What is your Y-Axis?

How do you measure progress in your life? How can you determine if a new habit is moving the needle? What are the units of measurement of your needle gauge? Is it even a worthwhile pursuit to try to squish something as complex as a “life well lived” into a single number? Don’t we run the risk of over-simplification and over-optimizing for one metric at the expense of all others? It might be my love for numbers bias speaking but I came to conclude that the answer to all of these questions is: YES.

Sleep, mood, and daily habits are metrics that do a good enough job at catching most of the factors that contribute to my definition of a good life.

Mood

I use the Daylio app to keep track of my mood on a scale of 1-5 at the end of each day. I’ve documented what I’ve learned from tracking my mood for 1000+ days in this video. This score is intended to reflect the overall inner experience of my day.

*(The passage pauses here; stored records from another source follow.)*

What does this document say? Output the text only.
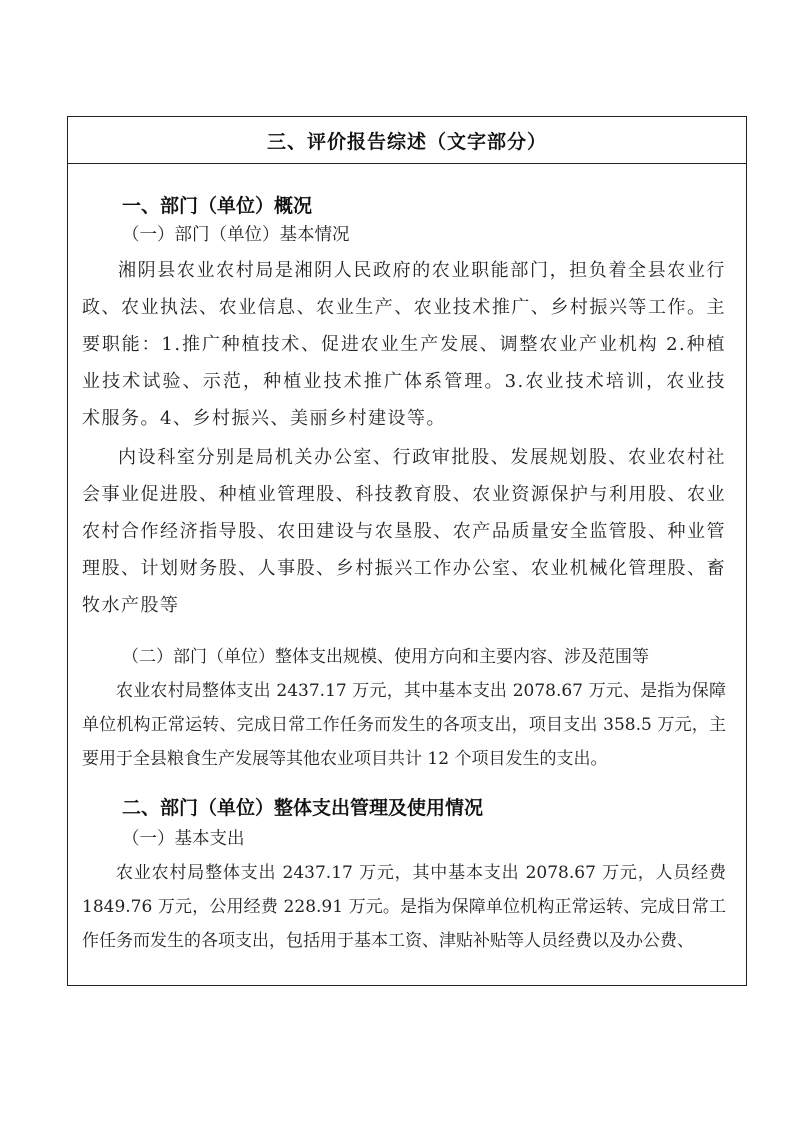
三、评价报告综述（文字部分）

一、部门（单位）概况

（一）部门（单位）基本情况

湘阴县农业农村局是湘阴人民政府的农业职能部门，担负着全县农业行政、农业执法、农业信息、农业生产、农业技术推广、乡村振兴等工作。主要职能：1.推广种植技术、促进农业生产发展、调整农业产业机构 2.种植业技术试验、示范，种植业技术推广体系管理。3.农业技术培训，农业技术服务。4、乡村振兴、美丽乡村建设等。

内设科室分别是局机关办公室、行政审批股、发展规划股、农业农村社会事业促进股、种植业管理股、科技教育股、农业资源保护与利用股、农业农村合作经济指导股、农田建设与农垦股、农产品质量安全监管股、种业管理股、计划财务股、人事股、乡村振兴工作办公室、农业机械化管理股、畜牧水产股等

（二）部门（单位）整体支出规模、使用方向和主要内容、涉及范围等

农业农村局整体支出 2437.17 万元，其中基本支出 2078.67 万元、是指为保障单位机构正常运转、完成日常工作任务而发生的各项支出，项目支出 358.5 万元，主要用于全县粮食生产发展等其他农业项目共计 12 个项目发生的支出。

二、部门（单位）整体支出管理及使用情况

（一）基本支出

农业农村局整体支出 2437.17 万元，其中基本支出 2078.67 万元，人员经费 1849.76 万元，公用经费 228.91 万元。是指为保障单位机构正常运转、完成日常工作任务而发生的各项支出，包括用于基本工资、津贴补贴等人员经费以及办公费、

I can add multiple ratings per day and they’re going to average out to something that approximately represents the quality of that day.

Figure 1: Daylio screenshot of mood rating on a scale of 1-5.

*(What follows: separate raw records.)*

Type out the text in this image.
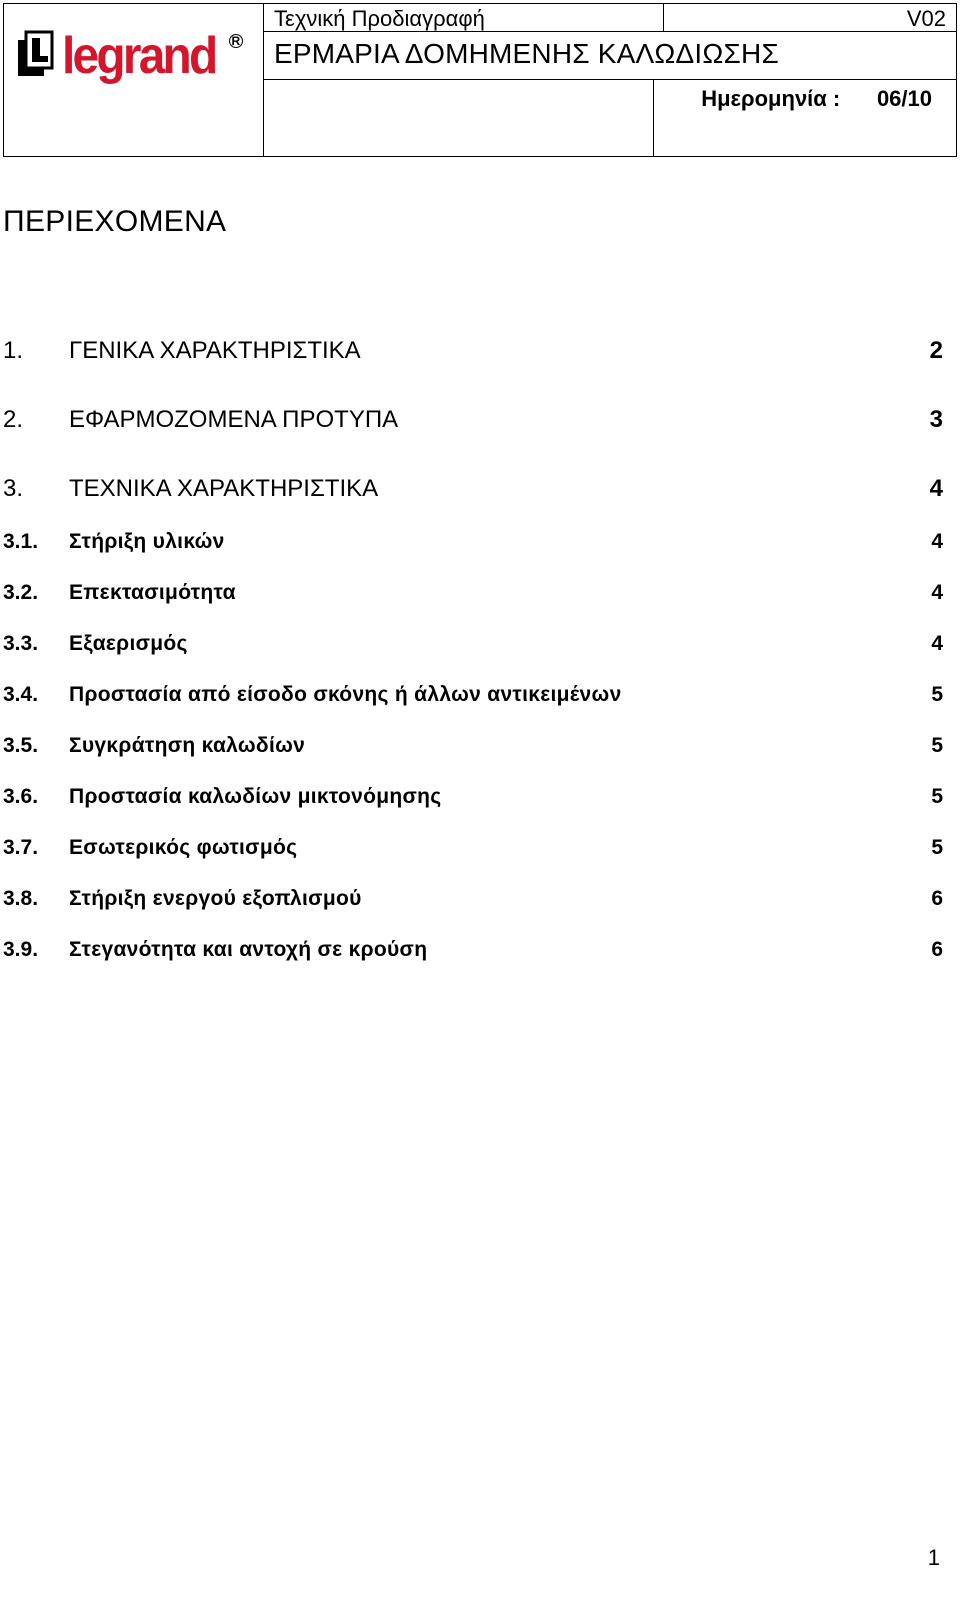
legrand R
Τεχνική Προδιαγραφή	V02
ΕΡΜΑΡΙΑ ΔΟΜΗΜΕΝΗΣ ΚΑΛΩΔΙΩΣΗΣ
Ημερομηνία : 06/10
ΠΕΡΙΕΧΟΜΕΝΑ
1. ΓΕΝΙΚΑ ΧΑΡΑΚΤΗΡΙΣΤΙΚΑ	2
2. ΕΦΑΡΜΟΖΟΜΕΝΑ ΠΡΟΤΥΠΑ	3
3. ΤΕΧΝΙΚΑ ΧΑΡΑΚΤΗΡΙΣΤΙΚΑ	4
3.1. Στήριξη υλικών	4
3.2. Επεκτασιμότητα	4
3.3. Εξαερισμός	4
3.4. Προστασία από είσοδο σκόνης ή άλλων αντικειμένων	5
3.5. Συγκράτηση καλωδίων	5
3.6. Προστασία καλωδίων μικτονόμησης	5
3.7. Εσωτερικός φωτισμός	5
3.8. Στήριξη ενεργού εξοπλισμού	6
3.9. Στεγανότητα και αντοχή σε κρούση	6
1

Habits & Transcendent Behaviours

Figure 2: Daylio screenshot of daily activities.

I also track the activities that I suspect have a large return on investment in the long haul (see the Big Rocks section of Figure 2). The Success section located at the bottom of Figure 2 tracks three transcendent behaviours that align with my vision of a successful day. This combination of habits and self-transcendent behaviours will serve as a component of the overall Life Score.

Sleep

Figure 3: Fitbit screenshot of daily sleep score broken down into three components.

I’ve concluded based on my qualitative and quantitative analyses that sleep is one of the main levers we can pull to reliably increase our chances to live a good life. I used to strictly track sleep subjectively as a binary variable in the Daylio app. Now I also track sleep objectively (with some error) using my Fitbit Inspire 2. Fitbit provides a sleep score (out of 100) based on sleep duration, sleep cycles, and heart rate data (as seen in Figure 3).


Putting It All Together

Figure 4: How the Life Score is calculated.

The Daylio mood ratings (1-5), the number of habits (0-10), and the number of transcendent behaviours (0-3) can be transformed to be on scale from 0-100. As seen in Figure 4, the scores can then be aggregated with the Fitbit sleep score to get an overall life score that ranges from 0 to 100.

Figure 5: Distribution of Life Scores.

We can see that my daily life scores over the last four months are normally distributed with a mean of roughly 75/100. This seems to make sense intuitively. Most days are pretty good with about the same number of awesome days and bad days. Note that the average of 75 means that there is more room to have a bad day than to have a good day.

Figure 6: Trend of weekly Life Scores.

Figure 6 indicates that the weekly averages hover around 75. It’ll be interesting to see if there is a cyclical nature to this graph once we get more data. The daily scores of some weeks vary more than others. It’s still not clear to me how variation of life scores might be a good thing. Do we really want a “perfect life” by scoring 100 on a daily basis?


Figure 7: Correlation matrix of the contributing factors to the life score.

It’s important to note that sleep, behaviour, and mood are not independent. It’s somewhat surprising to see no significant correlations between sleep and mood or mood and behaviour. There is a modest significant correlation between how well I slept the night before and how many habits are checked off the next day.

Furthermore, there are likely tradeoff relationships between the factors. For example, a cottage weekend with friends might lead to a higher mood at the expense of sleep and habits getting checked off. Getting good sleep and doing all the things every day might result in a lower mood since it might feel too robotic and predictable.

There are many ways to define a good life and this is my limited attempt. I hope that my life score metric is valid and will correlate with what I’ll think about my life when on my death bed.

An unexamined life is not worth living.